E essa luta, que conheceu vitórias, também soube de momentos amargos; a fustigação, a perseguição e a prisão foram para muitos um lugar comum, uma espécie de acidente de trabalho, como antes certamente o definira o Amauta. Mas nos temperou, do mesmo modo que o que hoje ocorre servirá para temperar as novas gerações. 

No cenário desses combates – recordemos. Brilhou com luz própria Max Hernández, que fora Presidente da Federação Universitária de San Marcos e da Federação de Estudantes do Peru entre janeiro de 1961 e setembro de 1962. Conduziu-se não só brilhantemente, mas também com valentia, e soube enfrentar-se aos poderes tradicionais que o ameaçaram e acossaram. 

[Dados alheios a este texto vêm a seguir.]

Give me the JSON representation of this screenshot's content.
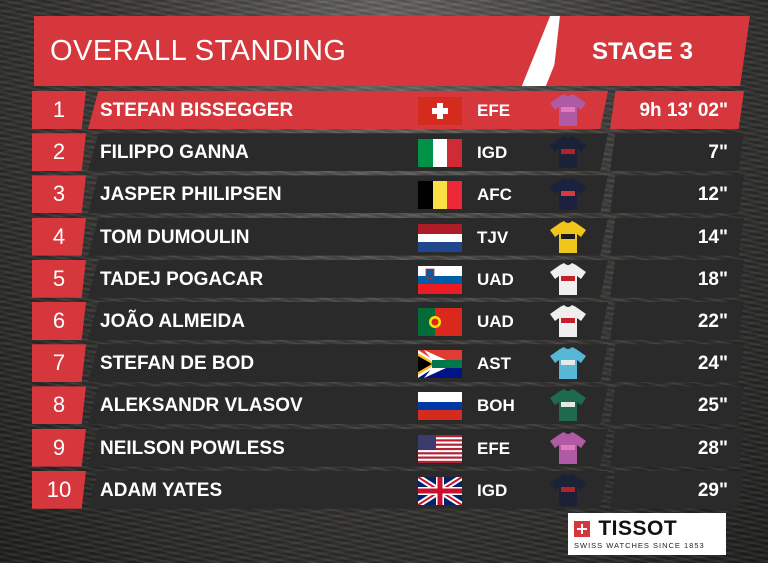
{
  "header": {
    "title": "OVERALL STANDING",
    "stage": "STAGE 3"
  },
  "rows": [
    {
      "pos": "1",
      "name": "STEFAN BISSEGGER",
      "team": "EFE",
      "time": "9h 13' 02\"",
      "flag": "switzerland",
      "jersey": "ef-purple-pink"
    },
    {
      "pos": "2",
      "name": "FILIPPO GANNA",
      "team": "IGD",
      "time": "7\"",
      "flag": "italy",
      "jersey": "ineos-navy"
    },
    {
      "pos": "3",
      "name": "JASPER PHILIPSEN",
      "team": "AFC",
      "time": "12\"",
      "flag": "belgium",
      "jersey": "alpecin-navy"
    },
    {
      "pos": "4",
      "name": "TOM DUMOULIN",
      "team": "TJV",
      "time": "14\"",
      "flag": "netherlands",
      "jersey": "jumbo-yellow"
    },
    {
      "pos": "5",
      "name": "TADEJ POGACAR",
      "team": "UAD",
      "time": "18\"",
      "flag": "slovenia",
      "jersey": "uae-white"
    },
    {
      "pos": "6",
      "name": "JOÃO ALMEIDA",
      "team": "UAD",
      "time": "22\"",
      "flag": "portugal",
      "jersey": "uae-white"
    },
    {
      "pos": "7",
      "name": "STEFAN DE BOD",
      "team": "AST",
      "time": "24\"",
      "flag": "south-africa",
      "jersey": "astana-blue"
    },
    {
      "pos": "8",
      "name": "ALEKSANDR VLASOV",
      "team": "BOH",
      "time": "25\"",
      "flag": "russia",
      "jersey": "bora-green"
    },
    {
      "pos": "9",
      "name": "NEILSON POWLESS",
      "team": "EFE",
      "time": "28\"",
      "flag": "usa",
      "jersey": "ef-purple-pink"
    },
    {
      "pos": "10",
      "name": "ADAM YATES",
      "team": "IGD",
      "time": "29\"",
      "flag": "united-kingdom",
      "jersey": "ineos-navy"
    }
  ],
  "sponsor": {
    "brand": "TISSOT",
    "tagline": "SWISS WATCHES SINCE 1853",
    "icon": "swiss-cross-icon"
  },
  "colors": {
    "accent": "#d6373d",
    "row_bg": "#2a2a2a"
  }
}
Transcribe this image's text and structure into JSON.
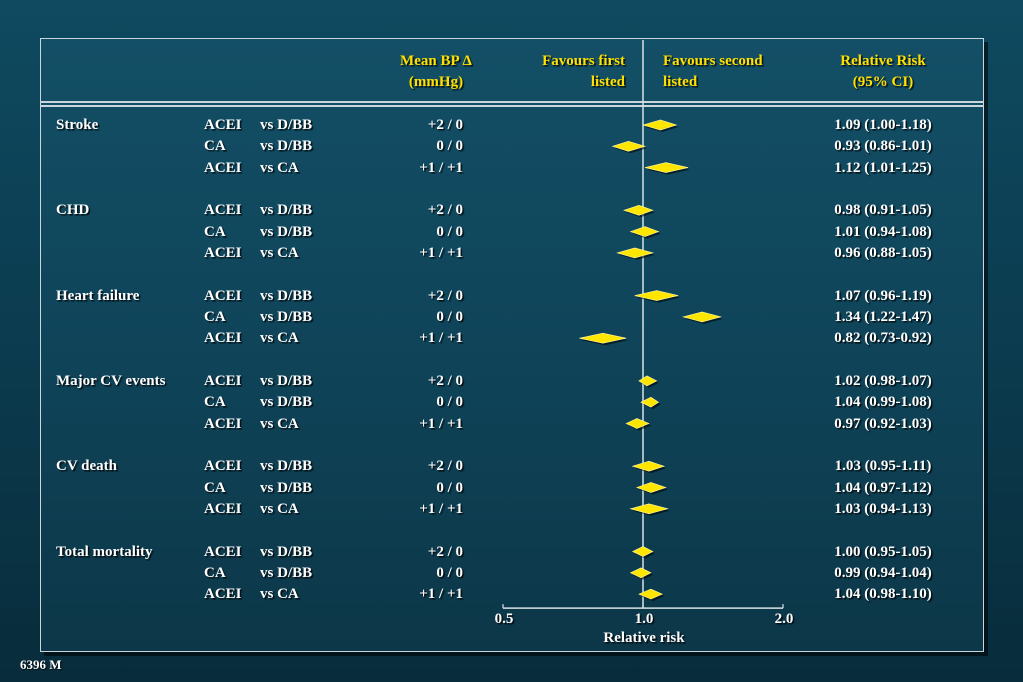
{
  "headers": {
    "mean_bp_line1": "Mean BP Δ",
    "mean_bp_line2": "(mmHg)",
    "favours_first_line1": "Favours first",
    "favours_first_line2": "listed",
    "favours_second_line1": "Favours second",
    "favours_second_line2": "listed",
    "relative_risk_line1": "Relative Risk",
    "relative_risk_line2": "(95% CI)"
  },
  "footnote": "6396 M",
  "chart_data": {
    "type": "forest",
    "xlabel": "Relative risk",
    "x_ticks": [
      "0.5",
      "1.0",
      "2.0"
    ],
    "x_scale": "log",
    "xlim": [
      0.5,
      2.0
    ],
    "reference_line": 1.0,
    "marker_color": "#ffe600",
    "groups": [
      {
        "outcome": "Stroke",
        "rows": [
          {
            "drug": "ACEI",
            "comparator": "vs D/BB",
            "bp": "+2 /   0",
            "rr": 1.09,
            "lo": 1.0,
            "hi": 1.18,
            "label": "1.09 (1.00-1.18)"
          },
          {
            "drug": "CA",
            "comparator": "vs D/BB",
            "bp": "0 /   0",
            "rr": 0.93,
            "lo": 0.86,
            "hi": 1.01,
            "label": "0.93 (0.86-1.01)"
          },
          {
            "drug": "ACEI",
            "comparator": "vs CA",
            "bp": "+1 / +1",
            "rr": 1.12,
            "lo": 1.01,
            "hi": 1.25,
            "label": "1.12 (1.01-1.25)"
          }
        ]
      },
      {
        "outcome": "CHD",
        "rows": [
          {
            "drug": "ACEI",
            "comparator": "vs D/BB",
            "bp": "+2 /   0",
            "rr": 0.98,
            "lo": 0.91,
            "hi": 1.05,
            "label": "0.98 (0.91-1.05)"
          },
          {
            "drug": "CA",
            "comparator": "vs D/BB",
            "bp": "0 /   0",
            "rr": 1.01,
            "lo": 0.94,
            "hi": 1.08,
            "label": "1.01 (0.94-1.08)"
          },
          {
            "drug": "ACEI",
            "comparator": "vs CA",
            "bp": "+1 / +1",
            "rr": 0.96,
            "lo": 0.88,
            "hi": 1.05,
            "label": "0.96 (0.88-1.05)"
          }
        ]
      },
      {
        "outcome": "Heart failure",
        "rows": [
          {
            "drug": "ACEI",
            "comparator": "vs D/BB",
            "bp": "+2 /   0",
            "rr": 1.07,
            "lo": 0.96,
            "hi": 1.19,
            "label": "1.07 (0.96-1.19)"
          },
          {
            "drug": "CA",
            "comparator": "vs D/BB",
            "bp": "0 /   0",
            "rr": 1.34,
            "lo": 1.22,
            "hi": 1.47,
            "label": "1.34 (1.22-1.47)"
          },
          {
            "drug": "ACEI",
            "comparator": "vs CA",
            "bp": "+1 / +1",
            "rr": 0.82,
            "lo": 0.73,
            "hi": 0.92,
            "label": "0.82 (0.73-0.92)"
          }
        ]
      },
      {
        "outcome": "Major CV events",
        "rows": [
          {
            "drug": "ACEI",
            "comparator": "vs D/BB",
            "bp": "+2 /   0",
            "rr": 1.02,
            "lo": 0.98,
            "hi": 1.07,
            "label": "1.02 (0.98-1.07)"
          },
          {
            "drug": "CA",
            "comparator": "vs D/BB",
            "bp": "0 /   0",
            "rr": 1.04,
            "lo": 0.99,
            "hi": 1.08,
            "label": "1.04 (0.99-1.08)"
          },
          {
            "drug": "ACEI",
            "comparator": "vs CA",
            "bp": "+1 / +1",
            "rr": 0.97,
            "lo": 0.92,
            "hi": 1.03,
            "label": "0.97 (0.92-1.03)"
          }
        ]
      },
      {
        "outcome": "CV death",
        "rows": [
          {
            "drug": "ACEI",
            "comparator": "vs D/BB",
            "bp": "+2 /   0",
            "rr": 1.03,
            "lo": 0.95,
            "hi": 1.11,
            "label": "1.03 (0.95-1.11)"
          },
          {
            "drug": "CA",
            "comparator": "vs D/BB",
            "bp": "0 /   0",
            "rr": 1.04,
            "lo": 0.97,
            "hi": 1.12,
            "label": "1.04 (0.97-1.12)"
          },
          {
            "drug": "ACEI",
            "comparator": "vs CA",
            "bp": "+1 / +1",
            "rr": 1.03,
            "lo": 0.94,
            "hi": 1.13,
            "label": "1.03 (0.94-1.13)"
          }
        ]
      },
      {
        "outcome": "Total mortality",
        "rows": [
          {
            "drug": "ACEI",
            "comparator": "vs D/BB",
            "bp": "+2 /   0",
            "rr": 1.0,
            "lo": 0.95,
            "hi": 1.05,
            "label": "1.00 (0.95-1.05)"
          },
          {
            "drug": "CA",
            "comparator": "vs D/BB",
            "bp": "0 /   0",
            "rr": 0.99,
            "lo": 0.94,
            "hi": 1.04,
            "label": "0.99 (0.94-1.04)"
          },
          {
            "drug": "ACEI",
            "comparator": "vs CA",
            "bp": "+1 / +1",
            "rr": 1.04,
            "lo": 0.98,
            "hi": 1.1,
            "label": "1.04 (0.98-1.10)"
          }
        ]
      }
    ]
  }
}
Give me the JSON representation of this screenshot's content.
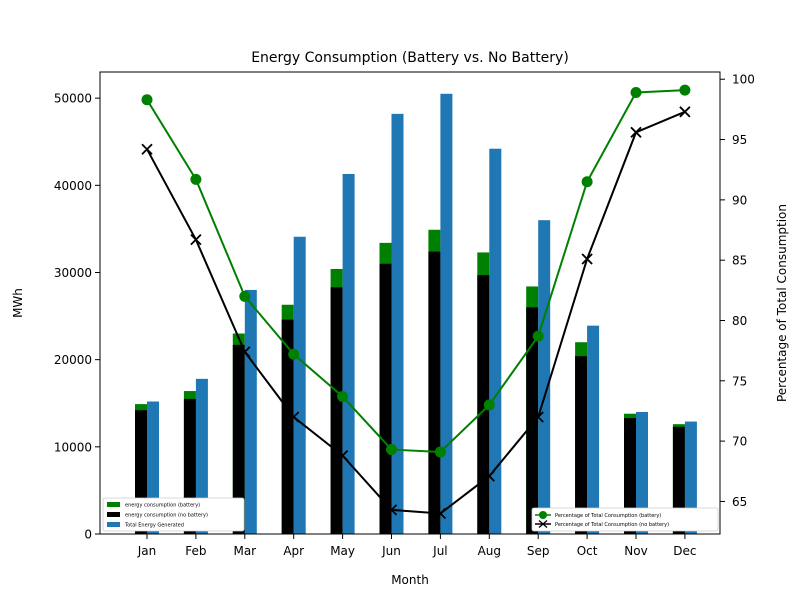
{
  "chart_data": {
    "type": "bar",
    "title": "Energy Consumption (Battery vs. No Battery)",
    "xlabel": "Month",
    "ylabel": "MWh",
    "y2label": "Percentage of Total Consumption",
    "categories": [
      "Jan",
      "Feb",
      "Mar",
      "Apr",
      "May",
      "Jun",
      "Jul",
      "Aug",
      "Sep",
      "Oct",
      "Nov",
      "Dec"
    ],
    "ylim": [
      0,
      53000
    ],
    "y2lim": [
      62.3,
      100.6
    ],
    "yticks": [
      0,
      10000,
      20000,
      30000,
      40000,
      50000
    ],
    "y2ticks": [
      65,
      70,
      75,
      80,
      85,
      90,
      95,
      100
    ],
    "grid": false,
    "bar_series": [
      {
        "name": "energy consumption (battery)",
        "color": "#008000",
        "values": [
          14900,
          16400,
          23000,
          26300,
          30400,
          33400,
          34900,
          32300,
          28400,
          22000,
          13800,
          12600
        ]
      },
      {
        "name": "energy consumption (no battery)",
        "color": "#000000",
        "values": [
          14200,
          15500,
          21700,
          24600,
          28300,
          31000,
          32400,
          29700,
          26000,
          20400,
          13300,
          12300
        ]
      },
      {
        "name": "Total Energy Generated",
        "color": "#1f77b4",
        "values": [
          15200,
          17800,
          28000,
          34100,
          41300,
          48200,
          50500,
          44200,
          36000,
          23900,
          14000,
          12900
        ]
      }
    ],
    "line_series": [
      {
        "name": "Percentage of Total Consumption (battery)",
        "color": "#008000",
        "marker": "circle",
        "values": [
          98.3,
          91.7,
          82.0,
          77.2,
          73.7,
          69.3,
          69.1,
          73.0,
          78.7,
          91.5,
          98.9,
          99.1
        ]
      },
      {
        "name": "Percentage of Total Consumption (no battery)",
        "color": "#000000",
        "marker": "x",
        "values": [
          94.2,
          86.7,
          77.4,
          72.0,
          68.8,
          64.3,
          64.0,
          67.1,
          72.0,
          85.1,
          95.6,
          97.3
        ]
      }
    ],
    "legend_left_placement": "lower-left",
    "legend_right_placement": "lower-right"
  }
}
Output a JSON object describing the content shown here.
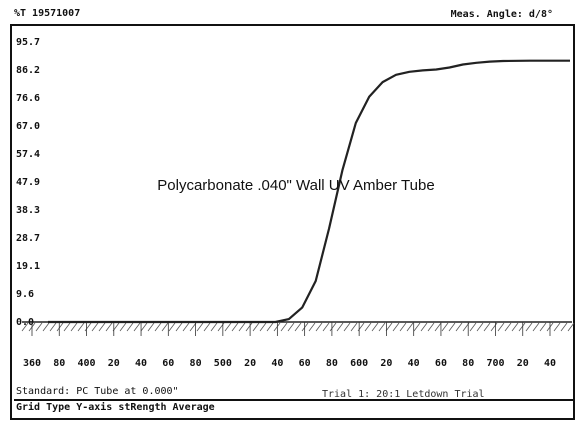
{
  "header": {
    "left": "%T 19571007",
    "right": "Meas. Angle: d/8°"
  },
  "footer": {
    "standard": "Standard: PC Tube at 0.000\"",
    "trial": "Trial 1: 20:1 Letdown Trial",
    "grid_type": "Grid Type Y-axis stRength Average"
  },
  "chart_data": {
    "type": "line",
    "title": "Polycarbonate .040\" Wall UV Amber Tube",
    "xlabel": "",
    "ylabel": "",
    "xlim": [
      360,
      750
    ],
    "ylim": [
      0,
      95.7
    ],
    "y_ticks": [
      "95.7",
      "86.2",
      "76.6",
      "67.0",
      "57.4",
      "47.9",
      "38.3",
      "28.7",
      "19.1",
      "9.6",
      "0.0"
    ],
    "x_ticks": [
      "360",
      "80",
      "400",
      "20",
      "40",
      "60",
      "80",
      "500",
      "20",
      "40",
      "60",
      "80",
      "600",
      "20",
      "40",
      "60",
      "80",
      "700",
      "20",
      "40"
    ],
    "grid": false,
    "color": "#222222",
    "series": [
      {
        "x": [
          360,
          380,
          400,
          420,
          440,
          460,
          480,
          500,
          510,
          520,
          530,
          540,
          550,
          560,
          570,
          580,
          590,
          600,
          610,
          620,
          630,
          640,
          650,
          660,
          670,
          680,
          690,
          700,
          720,
          740,
          750
        ],
        "y": [
          0,
          0,
          0,
          0,
          0,
          0,
          0,
          0,
          0,
          0,
          0,
          1,
          5,
          14,
          32,
          52,
          68,
          77,
          82,
          84.5,
          85.5,
          86,
          86.3,
          87,
          88,
          88.6,
          89,
          89.2,
          89.3,
          89.3,
          89.3
        ]
      }
    ]
  }
}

Hoje, 6 décadas depois, Max Hernández conduz o Acordo Nacional e é uma personalidade que tem audiência e receptividade. Este último o obriga a não se calar. É de se esperar que, evocando ações e opiniões que fizeram história para a Universidade Peruana, assuma um ponto de vista definido ante a bárbara conduta deste governo contra a Universidade de San Marcos e seus estudantes. 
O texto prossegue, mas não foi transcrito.